Last night I had the pleasure of attending a lecture by Dr. Catherine Belling (associate professor at Northwestern University’s Feinberg School of Medicine), an event launching the “Imagining Health Project” series by the IHR Medical Humanities Initiative at ASU. This series is meant to integrate art and the humanities with medicine driven by the philosophy “health is a basic human need” that encapsulates a variety of physical and mental components.
Belling’s talk, entitled “Imagining Disease–Horror and Health in Medicine,” was hosted by the Mayo Clinic in Scottsdale. While I have personally been to lectures taking place in art museums, cafes, and libraries, attending a humanities-driven event at a working medical treatment and research facility was definitely a novelty. Tackling the themes of uncertainty and fear at the center of medical care, Belling’s lecture focused on what she termed “a poetics of medicine” in which the humanities offers ways to approach healthcare in all of its facets. She named three terms implicit in this discussion: imagining (or imagination), disease, and horror. I found her definitions and conclusions regarding imagining and horror to be the most compelling, and I will briefly summarize her key points below while also noting my own reactions to the material, posing questions I still need answered (perhaps you dear reader, can help!).
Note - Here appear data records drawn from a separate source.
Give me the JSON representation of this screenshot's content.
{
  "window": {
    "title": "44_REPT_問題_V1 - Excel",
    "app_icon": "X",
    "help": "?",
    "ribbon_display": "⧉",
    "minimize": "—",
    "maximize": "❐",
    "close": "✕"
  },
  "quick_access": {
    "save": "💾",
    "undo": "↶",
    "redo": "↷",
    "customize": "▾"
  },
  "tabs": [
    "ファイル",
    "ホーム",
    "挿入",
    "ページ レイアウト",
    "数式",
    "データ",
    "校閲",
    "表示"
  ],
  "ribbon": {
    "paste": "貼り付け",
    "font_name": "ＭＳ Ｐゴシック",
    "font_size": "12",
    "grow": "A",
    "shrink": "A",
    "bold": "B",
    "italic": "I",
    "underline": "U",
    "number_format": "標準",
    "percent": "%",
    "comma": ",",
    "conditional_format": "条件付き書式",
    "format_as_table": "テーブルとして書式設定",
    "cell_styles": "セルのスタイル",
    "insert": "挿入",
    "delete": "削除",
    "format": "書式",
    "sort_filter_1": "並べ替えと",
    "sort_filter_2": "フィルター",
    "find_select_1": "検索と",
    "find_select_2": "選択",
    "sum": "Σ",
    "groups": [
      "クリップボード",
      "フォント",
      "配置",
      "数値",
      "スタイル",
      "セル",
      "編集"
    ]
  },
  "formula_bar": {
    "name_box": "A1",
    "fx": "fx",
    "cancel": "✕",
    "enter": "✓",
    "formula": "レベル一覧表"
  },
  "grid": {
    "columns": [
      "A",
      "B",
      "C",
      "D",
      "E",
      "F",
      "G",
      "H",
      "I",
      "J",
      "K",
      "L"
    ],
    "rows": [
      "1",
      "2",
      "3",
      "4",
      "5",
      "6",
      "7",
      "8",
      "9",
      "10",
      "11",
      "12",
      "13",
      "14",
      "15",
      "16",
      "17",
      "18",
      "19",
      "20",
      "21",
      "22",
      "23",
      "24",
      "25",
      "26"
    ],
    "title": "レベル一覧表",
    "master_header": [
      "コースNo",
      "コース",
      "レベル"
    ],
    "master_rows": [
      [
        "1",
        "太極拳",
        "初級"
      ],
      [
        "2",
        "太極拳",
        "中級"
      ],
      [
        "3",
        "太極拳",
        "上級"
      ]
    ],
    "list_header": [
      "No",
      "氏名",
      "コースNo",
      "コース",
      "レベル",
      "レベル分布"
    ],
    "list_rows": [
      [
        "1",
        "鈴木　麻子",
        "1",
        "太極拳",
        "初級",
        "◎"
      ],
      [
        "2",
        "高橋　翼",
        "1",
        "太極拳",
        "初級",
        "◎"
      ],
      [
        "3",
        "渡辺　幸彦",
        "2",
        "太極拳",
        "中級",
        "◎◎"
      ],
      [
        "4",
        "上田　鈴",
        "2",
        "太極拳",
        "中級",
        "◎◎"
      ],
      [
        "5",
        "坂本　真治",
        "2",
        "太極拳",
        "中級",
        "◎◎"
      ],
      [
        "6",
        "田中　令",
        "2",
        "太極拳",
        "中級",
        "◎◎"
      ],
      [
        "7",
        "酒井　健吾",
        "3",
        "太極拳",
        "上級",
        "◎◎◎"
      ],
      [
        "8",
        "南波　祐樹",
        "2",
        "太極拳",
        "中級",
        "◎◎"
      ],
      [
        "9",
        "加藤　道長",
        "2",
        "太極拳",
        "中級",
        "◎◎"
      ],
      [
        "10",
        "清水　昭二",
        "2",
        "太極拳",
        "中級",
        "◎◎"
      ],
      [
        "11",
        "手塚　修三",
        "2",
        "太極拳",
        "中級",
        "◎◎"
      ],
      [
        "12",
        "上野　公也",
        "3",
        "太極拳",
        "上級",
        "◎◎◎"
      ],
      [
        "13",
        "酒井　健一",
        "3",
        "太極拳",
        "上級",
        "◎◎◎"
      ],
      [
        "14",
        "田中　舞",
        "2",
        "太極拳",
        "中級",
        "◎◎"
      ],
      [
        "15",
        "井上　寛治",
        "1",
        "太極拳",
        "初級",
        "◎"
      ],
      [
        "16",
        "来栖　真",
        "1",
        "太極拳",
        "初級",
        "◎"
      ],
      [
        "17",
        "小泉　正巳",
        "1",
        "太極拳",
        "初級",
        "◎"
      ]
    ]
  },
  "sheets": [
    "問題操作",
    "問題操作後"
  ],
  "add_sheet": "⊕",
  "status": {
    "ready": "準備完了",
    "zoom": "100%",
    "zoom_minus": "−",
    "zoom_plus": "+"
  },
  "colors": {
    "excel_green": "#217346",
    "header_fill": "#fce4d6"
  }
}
That which is “imaginary” as defined by Belling exists only in the imagination. It has no real existence, no concrete reality or actuality. However, she does allude to tiny pieces of evidence, which can be visual (as with a facial expression or physical tick), that alert others of the presence of what is conceptualized or imagined internally. These representations shape stories, both our own personally as well as how others shape our stories and us in a larger sense. As a literature scholar, this idea of visual representation seems particularly important. Not only do I read written words and try to find layers of meaning within them (the story within the story), but I at least like to think that I view the world with a similar curiosity. Constantly I find myself “reading” the visual presentations of others from clothing to body language. Not only does this hypothetically give me some insight into their character, and allows me to categorize them (much in the same way as assigning a genre to a book), but it allows me to catalog myself. The way I in turn decide to represent my visual expression in relation to others drives both of our “stories.”
I believe this also has implications in the medical world as well, especially in considering how patients and medical professionals interact. When you enter a doctor’s office for an assessment the first thing they are going to do is note your physical appearance—what symptoms you are or are not showing on the surface (or the covering of your skeleton as I believe Belling would conceptualize it). In turn, as the patient you are aware of how they are dressed (the ubiquitous white coat, which I can say from personal experience, seems to be diminishing in popularity at least at the Mayo Clinic), how they are often standing while you sit in the chair or on the examination table. Both of these things play a part in the power dynamic such a relationship dictates. But can this change? Are there ways for patients and medical practitioners to present themselves visually that would change the doctor-patient relationship for the better? Or for the worse? And how could all of this, or rather, how does all of this, effect the imagination of medicine in general?
As an avid consumer and scholar of the horror and Gothic genres, I found myself understandably fascinated by Belling’s discussion of horror. She pointed out how our definition of “horror” as a society is unclear, citing both the crowd of definitions in the Oxford English Dictionary, suggesting how unstable the term is, as well as how popular culture and media coverage aid in the construction of horror as an emotion and a label. Belling’s own definition of horror is thus: “how we imagine what lurks inside of us, and what it might do.” I found this perfectly succinct. Looking at the horror literary genre, I personally believe that what scares us, particularly what monsters we create, are representations of internal paranoia we are afraid our own bodies will eventually express. In this way, Belling’s point that “horror is about our bodies” seems incredibly accurate. We are either afraid of something harming us, or of us harming ourselves. Even our reactions to horror are corporeal. The screams, the shiver, the cautious glance, even the jump from the chair are all physical (and visual). What I would add to Belling’s theory however, is the role other bodies play. Horror is not just about how we conceptualize our own form, but how we imagine out body relates to another in appearance and function. Werewolves and ghosts are both good examples of this. Both are “othered” and therefore feared or made horrific because they look differently from the “regular” human. The danger, the fear, comes from our capacity to visualize ourselves as Them. After all, it only takes one bite and a full moon to become part wolf, and as for becoming a ghost…well, death is the only barrier there.
Returning to medicine, the inexperienced medical student is first and foremost taught to see the horrific as normal—to see the insides of the body, the skeleton (the other/Other body within us), and physical abnormalities as natural or even routine. My father, a physician himself, once described to me how his first autopsy in medical school involved dissection of the back. The face of the cadaver was turned down, made invisible (although arguably more pronounced in the imagination). Not until much later in his training, one of the last autopsies he performed in school, did he saw through the face, separating the skull into two neat halves. He also told me that facing the inside of a skull on the first day would have been impossible: “I couldn’t even imagine it.”